Now that assisted suicide and euthanasia have been decriminalized in Canada, news articles and opinion pieces are spreading incorrect information about the legal obligations and rights of the parties affected by this change in law. While the authors of these pieces are likely well intentioned and simply unaware that the information shared is misleading or wrong, it is vital that we set the record straight each time this occurs.
An example of this is the recent Globe and Mail piece, “Hospitals have no right to opt out of assisted dying.” Reporter Andre Picard states that faith-based hospitals have no right to opt-out of providing assistance in suicide. The support for this conclusion is his assertion that “Institutions do not have a conscience. Institutions do not have rights." He also asserts that in Carter v. Canada, the Supreme Court of Canada concluded that individuals have a right to physician-assisted suicide. Neither of these assertions is accurate.
First, the Supreme Court of Canada did not conclude that Canadians have a legal right to physicians-assisted suicide. What the Supreme Court concluded was that the Criminal Code prohibition on assisted-suicide violated the Charter right to life of certain individuals. You read that correctly—a prohibition on killing violates the right to life, but that’s an entire different piece to write.
Specifically, the Court found that “the prohibition on physician-assisted dying had the effect of forcing some individuals to take their own lives prematurely, for fear that they would be incapable of doing so when they reached the point where suffering was intolerable.” The Court’s conclusion was, in large part, based on the fact that in the 1970s, Parliament decriminalized attempted suicide because it realized that individuals who had attempted to take their own life needed psychological counselling, not jail.
Because suicide was not a crime, the Court viewed it as a legal option for individuals and because certain people with debilitating conditions, like Kay Carter, would not have the physical ability to take their own lives when their condition worsened, they would take their life earlier. To some, this distinction may not sound important, but in law, it’s a crucial distinction.

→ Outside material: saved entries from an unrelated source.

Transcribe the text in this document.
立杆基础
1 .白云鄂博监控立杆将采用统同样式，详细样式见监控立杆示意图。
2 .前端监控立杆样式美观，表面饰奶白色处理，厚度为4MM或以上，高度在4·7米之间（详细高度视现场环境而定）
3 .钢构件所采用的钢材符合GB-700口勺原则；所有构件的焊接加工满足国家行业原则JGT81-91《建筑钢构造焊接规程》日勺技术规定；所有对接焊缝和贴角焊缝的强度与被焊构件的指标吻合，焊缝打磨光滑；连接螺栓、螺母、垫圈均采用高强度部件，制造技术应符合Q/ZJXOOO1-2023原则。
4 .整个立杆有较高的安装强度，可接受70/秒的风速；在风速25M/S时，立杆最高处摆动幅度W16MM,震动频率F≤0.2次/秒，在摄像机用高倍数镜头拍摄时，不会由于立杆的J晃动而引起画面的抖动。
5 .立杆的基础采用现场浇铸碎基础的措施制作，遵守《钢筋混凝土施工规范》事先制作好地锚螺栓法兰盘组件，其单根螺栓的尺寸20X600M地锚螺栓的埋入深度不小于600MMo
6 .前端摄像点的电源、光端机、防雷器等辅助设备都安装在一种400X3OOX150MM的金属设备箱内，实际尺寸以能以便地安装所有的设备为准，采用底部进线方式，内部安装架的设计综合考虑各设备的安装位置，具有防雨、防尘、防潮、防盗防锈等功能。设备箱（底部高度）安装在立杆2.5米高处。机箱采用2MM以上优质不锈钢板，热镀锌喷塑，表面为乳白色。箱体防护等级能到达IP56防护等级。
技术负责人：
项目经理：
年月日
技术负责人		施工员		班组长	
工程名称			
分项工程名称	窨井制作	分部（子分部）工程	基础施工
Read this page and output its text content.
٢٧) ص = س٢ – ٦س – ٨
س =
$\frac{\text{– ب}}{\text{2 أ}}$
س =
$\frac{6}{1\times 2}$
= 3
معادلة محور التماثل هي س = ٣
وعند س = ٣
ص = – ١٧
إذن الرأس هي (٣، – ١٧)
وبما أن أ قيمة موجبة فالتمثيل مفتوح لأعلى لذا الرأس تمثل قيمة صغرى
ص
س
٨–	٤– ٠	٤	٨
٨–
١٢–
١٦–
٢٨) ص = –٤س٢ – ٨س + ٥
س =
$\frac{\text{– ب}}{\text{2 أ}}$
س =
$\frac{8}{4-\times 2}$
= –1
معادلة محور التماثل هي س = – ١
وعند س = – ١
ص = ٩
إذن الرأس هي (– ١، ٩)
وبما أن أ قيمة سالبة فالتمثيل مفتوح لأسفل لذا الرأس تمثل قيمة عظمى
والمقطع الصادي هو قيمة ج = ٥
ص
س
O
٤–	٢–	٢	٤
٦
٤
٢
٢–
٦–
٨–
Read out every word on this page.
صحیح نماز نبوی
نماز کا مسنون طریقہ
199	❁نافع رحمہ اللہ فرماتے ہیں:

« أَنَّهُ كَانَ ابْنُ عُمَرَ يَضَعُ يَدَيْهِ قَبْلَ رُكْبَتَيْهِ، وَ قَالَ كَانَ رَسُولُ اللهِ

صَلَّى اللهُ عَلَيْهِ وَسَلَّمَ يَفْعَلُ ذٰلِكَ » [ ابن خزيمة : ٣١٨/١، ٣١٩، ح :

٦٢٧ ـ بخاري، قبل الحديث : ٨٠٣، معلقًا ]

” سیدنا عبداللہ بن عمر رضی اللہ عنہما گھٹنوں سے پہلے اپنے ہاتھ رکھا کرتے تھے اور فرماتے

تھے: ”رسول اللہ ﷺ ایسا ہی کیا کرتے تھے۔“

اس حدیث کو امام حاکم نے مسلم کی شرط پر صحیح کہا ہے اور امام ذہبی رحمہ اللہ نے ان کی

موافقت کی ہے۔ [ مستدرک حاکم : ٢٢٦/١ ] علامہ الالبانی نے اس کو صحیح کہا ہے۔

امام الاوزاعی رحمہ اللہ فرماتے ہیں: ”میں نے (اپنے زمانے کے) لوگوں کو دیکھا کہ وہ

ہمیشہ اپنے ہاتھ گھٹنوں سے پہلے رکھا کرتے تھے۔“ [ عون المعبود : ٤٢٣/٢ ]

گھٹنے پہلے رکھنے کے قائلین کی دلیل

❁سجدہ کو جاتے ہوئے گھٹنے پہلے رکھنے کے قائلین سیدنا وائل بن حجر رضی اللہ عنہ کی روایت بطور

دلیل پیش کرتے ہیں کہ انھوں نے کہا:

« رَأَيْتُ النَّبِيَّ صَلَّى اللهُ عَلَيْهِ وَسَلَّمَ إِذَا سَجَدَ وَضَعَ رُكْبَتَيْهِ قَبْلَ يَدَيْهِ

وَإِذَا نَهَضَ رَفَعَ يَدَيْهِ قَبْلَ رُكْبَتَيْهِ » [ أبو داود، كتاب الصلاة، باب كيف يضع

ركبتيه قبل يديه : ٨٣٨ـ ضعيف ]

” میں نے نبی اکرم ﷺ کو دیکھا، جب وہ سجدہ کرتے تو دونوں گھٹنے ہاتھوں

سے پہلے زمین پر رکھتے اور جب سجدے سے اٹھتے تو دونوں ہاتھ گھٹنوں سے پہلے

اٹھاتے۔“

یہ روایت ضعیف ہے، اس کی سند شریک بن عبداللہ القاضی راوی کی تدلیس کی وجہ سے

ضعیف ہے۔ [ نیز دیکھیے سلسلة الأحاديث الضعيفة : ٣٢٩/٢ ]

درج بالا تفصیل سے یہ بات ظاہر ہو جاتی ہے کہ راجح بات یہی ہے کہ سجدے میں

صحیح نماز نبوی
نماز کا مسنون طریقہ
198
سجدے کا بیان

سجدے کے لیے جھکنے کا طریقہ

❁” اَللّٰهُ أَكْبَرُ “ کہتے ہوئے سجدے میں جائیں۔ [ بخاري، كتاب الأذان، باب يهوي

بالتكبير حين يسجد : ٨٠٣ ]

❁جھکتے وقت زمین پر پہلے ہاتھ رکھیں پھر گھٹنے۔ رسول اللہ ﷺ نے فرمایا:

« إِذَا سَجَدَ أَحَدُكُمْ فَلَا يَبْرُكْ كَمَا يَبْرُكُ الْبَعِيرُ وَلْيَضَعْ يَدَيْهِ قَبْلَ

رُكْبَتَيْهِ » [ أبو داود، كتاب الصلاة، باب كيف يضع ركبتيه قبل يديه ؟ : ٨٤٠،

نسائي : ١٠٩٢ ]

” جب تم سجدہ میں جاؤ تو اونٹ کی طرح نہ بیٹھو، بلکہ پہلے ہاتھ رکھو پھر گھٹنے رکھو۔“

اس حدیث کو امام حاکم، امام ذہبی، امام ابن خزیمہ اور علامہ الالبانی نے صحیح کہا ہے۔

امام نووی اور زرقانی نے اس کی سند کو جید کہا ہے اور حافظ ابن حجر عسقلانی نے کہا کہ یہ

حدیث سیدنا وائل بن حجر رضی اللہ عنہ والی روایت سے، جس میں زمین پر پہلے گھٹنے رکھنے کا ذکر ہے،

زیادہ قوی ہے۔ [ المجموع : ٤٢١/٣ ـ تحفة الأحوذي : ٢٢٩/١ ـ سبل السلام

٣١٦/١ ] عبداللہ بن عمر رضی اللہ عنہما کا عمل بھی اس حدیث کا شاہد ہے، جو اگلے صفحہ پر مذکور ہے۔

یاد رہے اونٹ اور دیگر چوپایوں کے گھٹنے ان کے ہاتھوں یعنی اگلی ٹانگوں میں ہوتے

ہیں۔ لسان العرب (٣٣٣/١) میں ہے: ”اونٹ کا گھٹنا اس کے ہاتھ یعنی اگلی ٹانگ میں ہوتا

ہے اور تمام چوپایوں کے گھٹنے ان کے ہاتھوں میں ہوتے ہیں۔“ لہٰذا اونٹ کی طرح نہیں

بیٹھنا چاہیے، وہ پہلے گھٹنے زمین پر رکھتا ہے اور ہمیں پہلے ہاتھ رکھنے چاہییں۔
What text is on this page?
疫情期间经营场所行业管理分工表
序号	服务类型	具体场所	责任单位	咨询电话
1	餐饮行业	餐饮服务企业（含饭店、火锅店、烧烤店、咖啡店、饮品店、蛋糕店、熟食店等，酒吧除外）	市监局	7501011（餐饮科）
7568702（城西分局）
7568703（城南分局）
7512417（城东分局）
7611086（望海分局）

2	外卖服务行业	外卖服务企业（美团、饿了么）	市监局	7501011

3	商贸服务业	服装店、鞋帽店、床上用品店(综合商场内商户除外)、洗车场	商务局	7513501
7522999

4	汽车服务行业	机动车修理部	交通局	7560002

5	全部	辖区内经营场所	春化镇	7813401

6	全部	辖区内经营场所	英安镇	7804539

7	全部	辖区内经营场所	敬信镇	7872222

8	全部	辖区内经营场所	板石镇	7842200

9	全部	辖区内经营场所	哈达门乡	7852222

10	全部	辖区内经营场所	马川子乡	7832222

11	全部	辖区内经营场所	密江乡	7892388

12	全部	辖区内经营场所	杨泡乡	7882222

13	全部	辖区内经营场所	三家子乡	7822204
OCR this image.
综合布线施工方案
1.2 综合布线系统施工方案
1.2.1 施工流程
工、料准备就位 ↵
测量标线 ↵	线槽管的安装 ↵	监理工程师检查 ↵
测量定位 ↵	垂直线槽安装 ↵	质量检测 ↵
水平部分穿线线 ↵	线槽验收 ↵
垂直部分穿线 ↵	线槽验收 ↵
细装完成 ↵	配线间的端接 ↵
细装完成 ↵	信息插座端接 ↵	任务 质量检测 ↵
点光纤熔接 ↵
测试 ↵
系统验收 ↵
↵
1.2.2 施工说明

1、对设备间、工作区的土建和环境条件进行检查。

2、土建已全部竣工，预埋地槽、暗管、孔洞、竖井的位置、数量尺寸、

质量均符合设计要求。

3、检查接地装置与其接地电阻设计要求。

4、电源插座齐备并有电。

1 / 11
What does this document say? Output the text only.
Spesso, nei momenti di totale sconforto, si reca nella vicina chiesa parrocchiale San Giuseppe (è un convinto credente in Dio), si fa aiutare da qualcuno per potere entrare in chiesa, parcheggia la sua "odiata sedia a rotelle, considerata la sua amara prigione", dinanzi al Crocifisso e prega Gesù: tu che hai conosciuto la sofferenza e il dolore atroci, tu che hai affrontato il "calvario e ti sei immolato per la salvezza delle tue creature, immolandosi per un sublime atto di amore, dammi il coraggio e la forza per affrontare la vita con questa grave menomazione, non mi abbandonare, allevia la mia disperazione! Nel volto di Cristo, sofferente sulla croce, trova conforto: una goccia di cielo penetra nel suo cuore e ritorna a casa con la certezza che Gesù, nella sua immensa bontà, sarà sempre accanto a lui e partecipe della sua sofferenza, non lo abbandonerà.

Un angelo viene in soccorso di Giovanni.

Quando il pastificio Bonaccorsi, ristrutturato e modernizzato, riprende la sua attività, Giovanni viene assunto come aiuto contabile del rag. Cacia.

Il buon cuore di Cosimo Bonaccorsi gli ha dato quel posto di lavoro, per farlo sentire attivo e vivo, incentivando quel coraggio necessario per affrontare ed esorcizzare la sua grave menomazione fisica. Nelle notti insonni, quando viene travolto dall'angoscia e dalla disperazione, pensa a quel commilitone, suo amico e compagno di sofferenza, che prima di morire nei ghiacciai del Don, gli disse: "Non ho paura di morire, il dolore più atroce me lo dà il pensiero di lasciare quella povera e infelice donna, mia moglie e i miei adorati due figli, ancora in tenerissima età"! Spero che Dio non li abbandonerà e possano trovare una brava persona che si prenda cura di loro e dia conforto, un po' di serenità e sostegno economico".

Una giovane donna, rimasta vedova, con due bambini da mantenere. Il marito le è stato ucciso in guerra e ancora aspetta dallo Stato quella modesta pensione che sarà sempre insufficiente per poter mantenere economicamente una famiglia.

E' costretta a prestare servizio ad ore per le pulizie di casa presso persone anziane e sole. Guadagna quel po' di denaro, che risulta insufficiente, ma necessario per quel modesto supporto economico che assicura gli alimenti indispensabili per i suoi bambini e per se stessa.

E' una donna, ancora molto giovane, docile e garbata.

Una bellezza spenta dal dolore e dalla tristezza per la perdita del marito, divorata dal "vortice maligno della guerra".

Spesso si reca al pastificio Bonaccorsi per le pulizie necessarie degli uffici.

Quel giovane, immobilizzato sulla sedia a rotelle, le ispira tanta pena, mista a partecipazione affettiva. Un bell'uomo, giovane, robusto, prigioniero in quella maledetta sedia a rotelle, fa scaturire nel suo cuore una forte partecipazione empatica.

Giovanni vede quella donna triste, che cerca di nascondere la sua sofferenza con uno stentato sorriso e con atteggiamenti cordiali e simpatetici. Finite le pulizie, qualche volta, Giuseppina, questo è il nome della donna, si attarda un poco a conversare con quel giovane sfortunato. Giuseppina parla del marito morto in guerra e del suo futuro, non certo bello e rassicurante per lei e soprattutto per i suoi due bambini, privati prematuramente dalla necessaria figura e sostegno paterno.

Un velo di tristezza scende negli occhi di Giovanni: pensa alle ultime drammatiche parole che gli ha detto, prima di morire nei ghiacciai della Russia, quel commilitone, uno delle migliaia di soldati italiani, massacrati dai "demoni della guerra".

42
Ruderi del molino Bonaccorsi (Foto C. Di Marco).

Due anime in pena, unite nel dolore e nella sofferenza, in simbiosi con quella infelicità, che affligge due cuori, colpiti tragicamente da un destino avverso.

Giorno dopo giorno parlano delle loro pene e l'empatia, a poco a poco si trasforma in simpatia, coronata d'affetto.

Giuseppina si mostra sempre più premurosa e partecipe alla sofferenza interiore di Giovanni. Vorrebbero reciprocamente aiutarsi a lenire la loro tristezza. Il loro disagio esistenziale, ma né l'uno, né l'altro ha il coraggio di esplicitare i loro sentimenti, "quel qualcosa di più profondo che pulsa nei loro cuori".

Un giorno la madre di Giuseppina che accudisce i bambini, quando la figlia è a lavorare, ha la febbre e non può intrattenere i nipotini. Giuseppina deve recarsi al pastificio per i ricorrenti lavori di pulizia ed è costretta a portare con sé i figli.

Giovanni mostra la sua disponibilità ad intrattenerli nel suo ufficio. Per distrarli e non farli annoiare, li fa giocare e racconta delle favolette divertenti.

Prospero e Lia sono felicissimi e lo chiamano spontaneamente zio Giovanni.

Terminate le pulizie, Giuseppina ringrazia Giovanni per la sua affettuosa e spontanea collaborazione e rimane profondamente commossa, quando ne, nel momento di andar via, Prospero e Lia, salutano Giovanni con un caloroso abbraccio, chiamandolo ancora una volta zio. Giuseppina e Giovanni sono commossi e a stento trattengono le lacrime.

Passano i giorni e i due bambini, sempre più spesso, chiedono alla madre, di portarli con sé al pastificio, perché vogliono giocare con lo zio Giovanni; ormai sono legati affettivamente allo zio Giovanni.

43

Second, institutions do have consciences. Their consciences are their founders, sponsors, and directors, which are bound by their corporate documents. In the case of faith-based healthcare institutions, the constituting documents generally set out their mission, which is often based in their religious identity. Catholic hospitals, for example, were founded by and are operated by Sponsors. For a hospital to be considered “Catholic”, Canon Law requires that it be sponsored by an authorized Catholic organization. These Sponsors are organizations authorized by a Bishop, a Conference of Bishops, or the Holy See. In all circumstances, the Sponsor requires the Diocesan Bishop to confirm his willingness and support of the project. In short, the Catholic hospital is under the authority of the local Bishop and is engaging in works in the name of Christ on behalf of the Roman Catholic Church.
That is where a Catholic hospital’s conscience is found, but the rationale is similar for all faith-based hospitals—their identity as a faith-based organization determines their conscience.